Mehrere große Gaspipelines wurden gebaut, die vor allem aus Osteuropa und der Nordsee nach Deutschland führen. Sie werden zum Teil von den Erdgasproduzenten, zum Teil von den Gasimportgesellschaften betrieben, von denen in Deutschland sieben aktiv sind: E.on Ruhrgas, RWE Energy, RWE, Wingas, ExxonMobil, Verbundnetz Gas (VNG), Shell und Erdgas Münster.
Von diesen Gasimporteuren beziehen die acht regionalen Gasversorger den größten Teil des Gases, welches sie an ihre Kunden, Stadtwerke und industrielle Großkunden, weiterleiten. Das sind die Gasversorgung Süddeutschland (GVS), Bayerngas, Gasunion, Saar Ferngas, EWE, E.on Avacon, Ferngas Nordbayern (FGN) und die Erdgasversorgungsgesellschaft Thüringen Sachsen (EVG).
Die circa 40 Regionalgesellschaften sowie circa 650 örtliche Gasversorgungsunternehmen (häufig Stadtwerke) beziehen das Gas von diesen "Weiterverteilern" und leiten es durch ihre lokalen Netze bis zu den privaten Hausanschlüssen. Diese verschiedenen Marktebenen sind aber eigentumsrechtlich stark verflochten. So gehört zum Beispiel dem E.on-Konzern sowohl der führende Gasimporteur E.on Ruhrgas als auch die E.on Avacon und Anteile an vielen kleineren Regionalversorgern und Stadtwerken.

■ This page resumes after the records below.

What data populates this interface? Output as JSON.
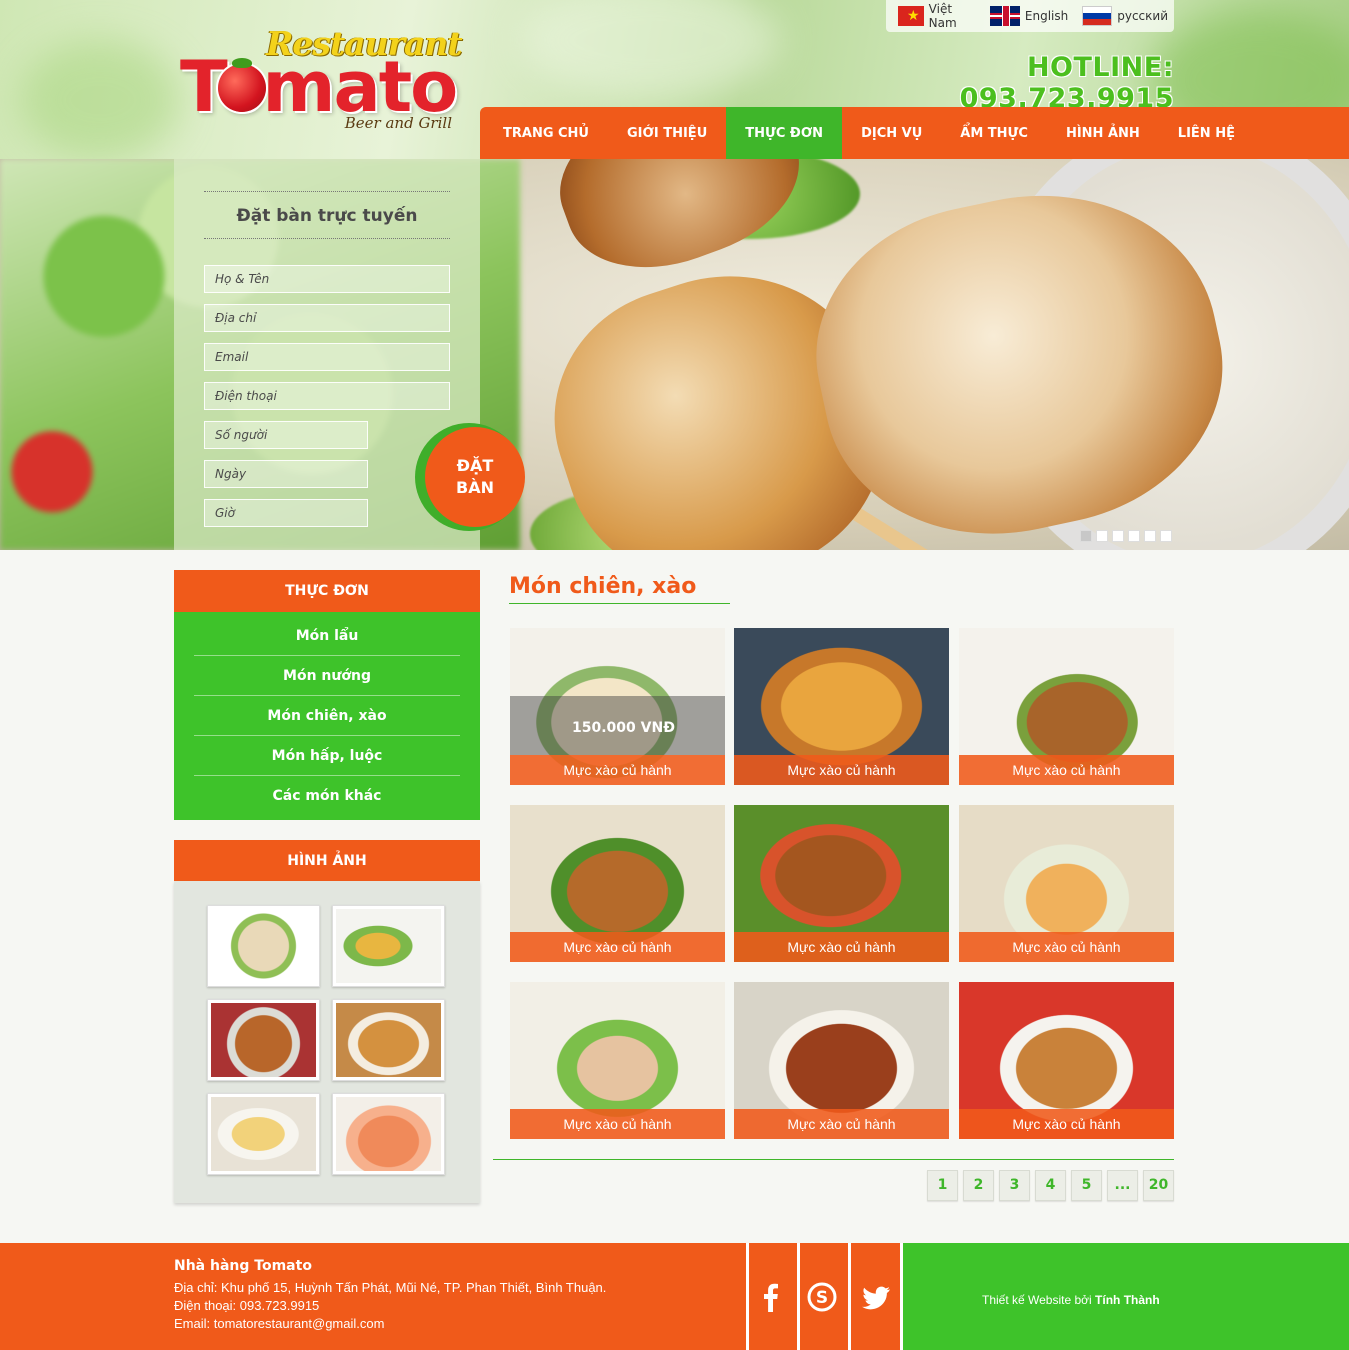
{
  "brand": {
    "script": "Restaurant",
    "name": "Tomato",
    "tagline": "Beer and Grill"
  },
  "languages": [
    {
      "label": "Việt Nam",
      "icon": "flag-vietnam-icon"
    },
    {
      "label": "English",
      "icon": "flag-uk-icon"
    },
    {
      "label": "русский",
      "icon": "flag-russia-icon"
    }
  ],
  "hotline": "HOTLINE: 093.723.9915",
  "nav": {
    "items": [
      "TRANG CHỦ",
      "GIỚI THIỆU",
      "THỰC ĐƠN",
      "DỊCH VỤ",
      "ẨM THỰC",
      "HÌNH ẢNH",
      "LIÊN HỆ"
    ],
    "active": "THỰC ĐƠN"
  },
  "booking": {
    "title": "Đặt bàn trực tuyến",
    "fields": {
      "name": "Họ & Tên",
      "address": "Địa chỉ",
      "email": "Email",
      "phone": "Điện thoại",
      "people": "Số người",
      "date": "Ngày",
      "time": "Giờ"
    },
    "button_line1": "ĐẶT",
    "button_line2": "BÀN"
  },
  "slider": {
    "slide_count": 6,
    "active_index": 0
  },
  "sidebar": {
    "menu_title": "THỰC ĐƠN",
    "menu_items": [
      "Món lẩu",
      "Món nướng",
      "Món chiên, xào",
      "Món hấp, luộc",
      "Các món khác"
    ],
    "gallery_title": "HÌNH ẢNH"
  },
  "main": {
    "category_title": "Món chiên, xào",
    "items": [
      {
        "caption": "Mực xào củ hành",
        "price": "150.000 VNĐ"
      },
      {
        "caption": "Mực xào củ hành"
      },
      {
        "caption": "Mực xào củ hành"
      },
      {
        "caption": "Mực xào củ hành"
      },
      {
        "caption": "Mực xào củ hành"
      },
      {
        "caption": "Mực xào củ hành"
      },
      {
        "caption": "Mực xào củ hành"
      },
      {
        "caption": "Mực xào củ hành"
      },
      {
        "caption": "Mực xào củ hành"
      }
    ],
    "pagination": [
      "1",
      "2",
      "3",
      "4",
      "5",
      "...",
      "20"
    ]
  },
  "footer": {
    "name": "Nhà hàng Tomato",
    "address": "Địa chỉ: Khu phố 15, Huỳnh Tấn Phát, Mũi Né, TP. Phan Thiết, Bình Thuận.",
    "phone": "Điện thoại: 093.723.9915",
    "email": "Email: tomatorestaurant@gmail.com",
    "social": [
      "facebook-icon",
      "skype-icon",
      "twitter-icon"
    ],
    "credit_prefix": "Thiết kế Website bởi",
    "credit_name": "Tính Thành"
  },
  "colors": {
    "orange": "#f05a1a",
    "green": "#3ec32a",
    "logo_red": "#e3232b",
    "hotline_green": "#4cbf1e"
  }
}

Ähnlich wie beim Strom zwischen Hoch- und Niederspannung wird beim Erdgas zwischen Hochdruck- und Niederdruckleitungen unterschieden. Das Hochdrucknetz besteht aus den Fernleitungen, während das Niederdrucknetz der Versorgung von (privaten) Endverbrauchern dient. Gasdruckregelanlagen, quasi die Trafo-Stationen des Erdgasnetzes, verbinden die Hochdruckleitungen mit den Verteilungsnetzen und sorgen für konstante Druckverhältnisse im Verteilungsnetz.
Erst 1998 wurden mit dem neuen Energiewirtschaftsgesetz (EnWG) die bis dahin gesetzlich anerkannten, geschützten und überwachten Gebietsmonopole der Gasversorgungsunternehmen aufgehoben. Das EnWG fordert eine wettbewerbliche Organisation der Gasversorgung, in der die Verbraucher zwischen mehreren Gasanbietern wählen können. Bis jetzt sind wir davon allerdings noch weit entfernt – nur langsam kommt der Gasmarkt in Schwung.

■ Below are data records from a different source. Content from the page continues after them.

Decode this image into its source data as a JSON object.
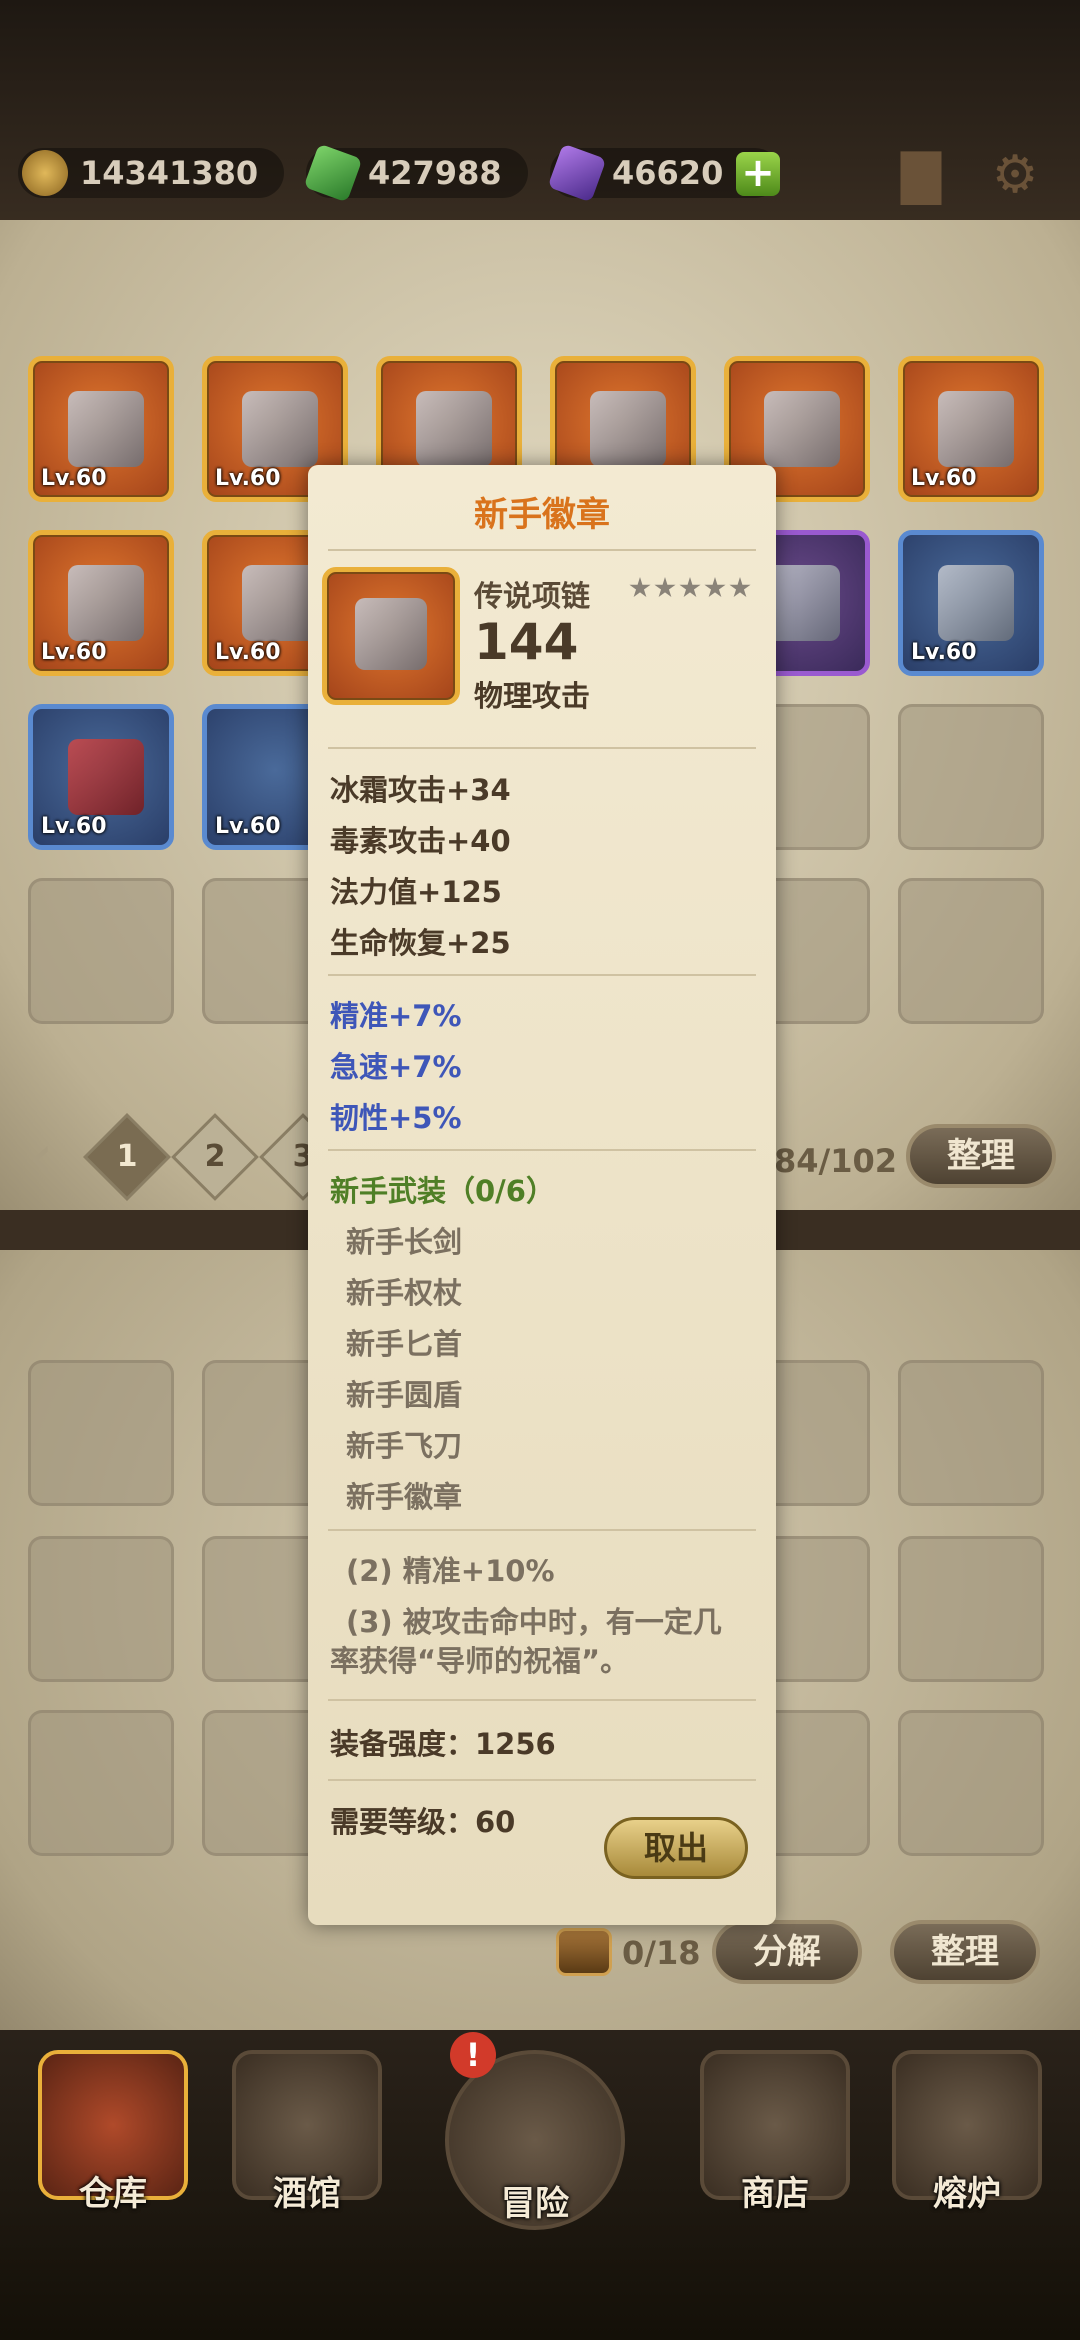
{
  "resources": {
    "gold": "14341380",
    "green_gem": "427988",
    "purple_gem": "46620"
  },
  "inventory": {
    "level_label": "Lv.60",
    "pagination": [
      "1",
      "2",
      "3"
    ],
    "capacity": "84/102",
    "sort_label": "整理"
  },
  "storage": {
    "capacity": "0/18",
    "decompose_label": "分解",
    "sort_label": "整理"
  },
  "nav": [
    {
      "label": "仓库",
      "icon": "warehouse-icon"
    },
    {
      "label": "酒馆",
      "icon": "tavern-icon"
    },
    {
      "label": "冒险",
      "icon": "adventure-icon"
    },
    {
      "label": "商店",
      "icon": "shop-icon"
    },
    {
      "label": "熔炉",
      "icon": "furnace-icon"
    }
  ],
  "popup": {
    "title": "新手徽章",
    "type": "传说项链",
    "value": "144",
    "value_type": "物理攻击",
    "base_stats": [
      "冰霜攻击+34",
      "毒素攻击+40",
      "法力值+125",
      "生命恢复+25"
    ],
    "bonus_stats": [
      "精准+7%",
      "急速+7%",
      "韧性+5%"
    ],
    "set_name": "新手武装（0/6）",
    "set_items": [
      "新手长剑",
      "新手权杖",
      "新手匕首",
      "新手圆盾",
      "新手飞刀",
      "新手徽章"
    ],
    "set_bonus_2": "(2) 精准+10%",
    "set_bonus_3_line1": "(3) 被攻击命中时，有一定几",
    "set_bonus_3_line2": "率获得“导师的祝福”。",
    "power": "装备强度：1256",
    "required_level": "需要等级：60",
    "withdraw_label": "取出"
  },
  "colors": {
    "title_orange": "#d9731c",
    "bonus_blue": "#3e56b8",
    "set_green": "#4f7f26"
  }
}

Wie auf dem Strommarkt besteht das größte Hindernis auf dem Gasmarkt darin, dass die meisten Teile des Gasnetzes von Unternehmen betrieben werden, die gleichzeitig Gas handeln. Das verschafft ihnen vielfache Vorteile gegenüber Wettbewerbern, denen sie die Durchleitung mit der Begründung verweigern, es fehlten Kapazitäten oder ihnen überhöhte Netzgebühren abverlangen.